Helping with the administration of oxygen therapy, which may involve setting up oxygen equipment, monitoring oxygen levels, and ensuring that the patient is comfortable and using the equipment correctly.

Vital signs monitoring

Regularly measuring and documenting patients’ vital signs, such as blood pressure, pulse, respiration, and temperature, and reporting any abnormal findings or trends to the supervising nurse.

Glucose monitoring

Assisting with blood glucose monitoring for diabetic patients by performing fingerstick blood tests and recording the results. CNAs may also help patients with their insulin injections or other diabetes management tasks as directed by the supervising nurse.

Medication administration

In some states, CNAs who have completed additional training as Certified Medication Assistants (CMAs) may be allowed to administer certain medications under the supervision of a nurse. This may involve distributing oral medications, applying topical treatments, or administering eye drops, among other tasks.

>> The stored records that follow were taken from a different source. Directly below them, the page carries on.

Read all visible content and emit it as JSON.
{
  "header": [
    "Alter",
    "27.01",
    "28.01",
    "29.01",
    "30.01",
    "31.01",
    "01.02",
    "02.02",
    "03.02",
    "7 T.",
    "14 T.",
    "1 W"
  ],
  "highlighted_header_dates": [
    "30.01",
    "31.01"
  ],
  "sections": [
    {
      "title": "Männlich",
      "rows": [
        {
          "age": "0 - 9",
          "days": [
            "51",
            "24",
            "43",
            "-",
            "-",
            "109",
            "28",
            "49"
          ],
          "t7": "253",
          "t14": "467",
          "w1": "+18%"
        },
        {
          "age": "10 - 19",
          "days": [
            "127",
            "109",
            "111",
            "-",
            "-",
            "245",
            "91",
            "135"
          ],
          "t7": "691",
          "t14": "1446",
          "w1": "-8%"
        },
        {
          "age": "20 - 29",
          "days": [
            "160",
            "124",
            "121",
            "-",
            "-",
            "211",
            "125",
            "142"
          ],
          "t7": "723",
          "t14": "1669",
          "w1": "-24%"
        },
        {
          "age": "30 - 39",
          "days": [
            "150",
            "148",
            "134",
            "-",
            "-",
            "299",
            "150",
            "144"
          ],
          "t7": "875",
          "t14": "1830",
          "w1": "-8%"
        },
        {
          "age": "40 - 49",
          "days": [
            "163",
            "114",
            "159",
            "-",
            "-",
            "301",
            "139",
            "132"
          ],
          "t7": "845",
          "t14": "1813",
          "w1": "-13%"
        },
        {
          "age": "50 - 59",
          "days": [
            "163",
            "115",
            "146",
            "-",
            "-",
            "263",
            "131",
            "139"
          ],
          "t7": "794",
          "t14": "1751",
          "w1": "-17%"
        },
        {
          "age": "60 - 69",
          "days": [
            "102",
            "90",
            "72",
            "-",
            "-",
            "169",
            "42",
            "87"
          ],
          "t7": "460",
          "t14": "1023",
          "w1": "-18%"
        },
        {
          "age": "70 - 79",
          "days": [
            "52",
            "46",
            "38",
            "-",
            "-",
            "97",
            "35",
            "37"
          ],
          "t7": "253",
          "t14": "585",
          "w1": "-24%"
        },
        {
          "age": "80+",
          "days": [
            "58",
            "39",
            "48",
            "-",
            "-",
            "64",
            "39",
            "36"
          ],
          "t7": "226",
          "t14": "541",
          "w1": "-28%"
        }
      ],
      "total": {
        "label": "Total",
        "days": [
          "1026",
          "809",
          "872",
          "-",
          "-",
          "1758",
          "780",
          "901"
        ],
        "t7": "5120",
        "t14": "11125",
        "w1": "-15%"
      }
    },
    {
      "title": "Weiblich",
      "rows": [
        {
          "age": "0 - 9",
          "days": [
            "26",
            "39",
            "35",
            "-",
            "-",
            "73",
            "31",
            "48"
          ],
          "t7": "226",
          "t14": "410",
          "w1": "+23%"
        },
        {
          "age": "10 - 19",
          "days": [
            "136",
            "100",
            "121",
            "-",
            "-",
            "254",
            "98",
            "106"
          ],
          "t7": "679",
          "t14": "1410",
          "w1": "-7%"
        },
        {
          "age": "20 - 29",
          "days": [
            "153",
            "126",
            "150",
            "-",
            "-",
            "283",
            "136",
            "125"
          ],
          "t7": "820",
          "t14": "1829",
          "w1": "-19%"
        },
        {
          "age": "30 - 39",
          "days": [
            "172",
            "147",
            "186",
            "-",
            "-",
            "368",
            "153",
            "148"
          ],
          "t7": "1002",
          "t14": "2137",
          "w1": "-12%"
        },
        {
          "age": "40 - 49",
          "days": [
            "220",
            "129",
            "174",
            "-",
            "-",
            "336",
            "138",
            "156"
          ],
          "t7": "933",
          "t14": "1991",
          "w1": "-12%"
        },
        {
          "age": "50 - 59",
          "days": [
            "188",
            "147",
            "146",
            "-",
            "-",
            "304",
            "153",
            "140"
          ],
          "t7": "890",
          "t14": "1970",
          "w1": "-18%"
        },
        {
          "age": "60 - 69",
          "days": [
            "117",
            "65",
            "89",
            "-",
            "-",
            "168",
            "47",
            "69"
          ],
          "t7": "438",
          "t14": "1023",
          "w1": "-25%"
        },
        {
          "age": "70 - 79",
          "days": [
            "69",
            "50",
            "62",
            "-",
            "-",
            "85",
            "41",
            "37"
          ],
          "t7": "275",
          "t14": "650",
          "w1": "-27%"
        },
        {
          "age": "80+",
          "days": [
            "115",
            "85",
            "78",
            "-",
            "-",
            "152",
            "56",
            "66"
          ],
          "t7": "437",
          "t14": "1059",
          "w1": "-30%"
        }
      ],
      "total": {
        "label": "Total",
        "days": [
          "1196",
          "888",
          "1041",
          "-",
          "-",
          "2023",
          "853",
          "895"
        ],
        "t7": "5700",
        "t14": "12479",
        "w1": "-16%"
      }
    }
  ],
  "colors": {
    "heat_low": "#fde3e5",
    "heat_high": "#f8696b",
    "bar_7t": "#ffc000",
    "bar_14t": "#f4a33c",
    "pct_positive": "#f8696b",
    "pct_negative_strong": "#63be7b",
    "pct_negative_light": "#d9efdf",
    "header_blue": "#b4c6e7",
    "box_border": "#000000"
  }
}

Physical therapy exercises

Collaborating with physical therapists or occupational therapists to help patients perform prescribed exercises, stretches, or mobility activities to improve their strength, flexibility, and overall function.

Respiratory treatments

Assisting with respiratory treatments, such as nebulizer treatments or inhalers, ensuring that patients understand how to use the equipment correctly and monitoring their response to the therapy.


Accurately documenting patient care activities, observations, and any changes in the patient’s condition in the patient’s medical record, following facility guidelines and policies.

It’s essential for CNAs to be familiar with their state’s scope of practice regulations and the policies of their healthcare facility to ensure they are performing tasks within their allowed boundaries. By assisting with medical procedures, CNAs play a critical role in supporting the healthcare team and ensuring that patients receive high-quality care.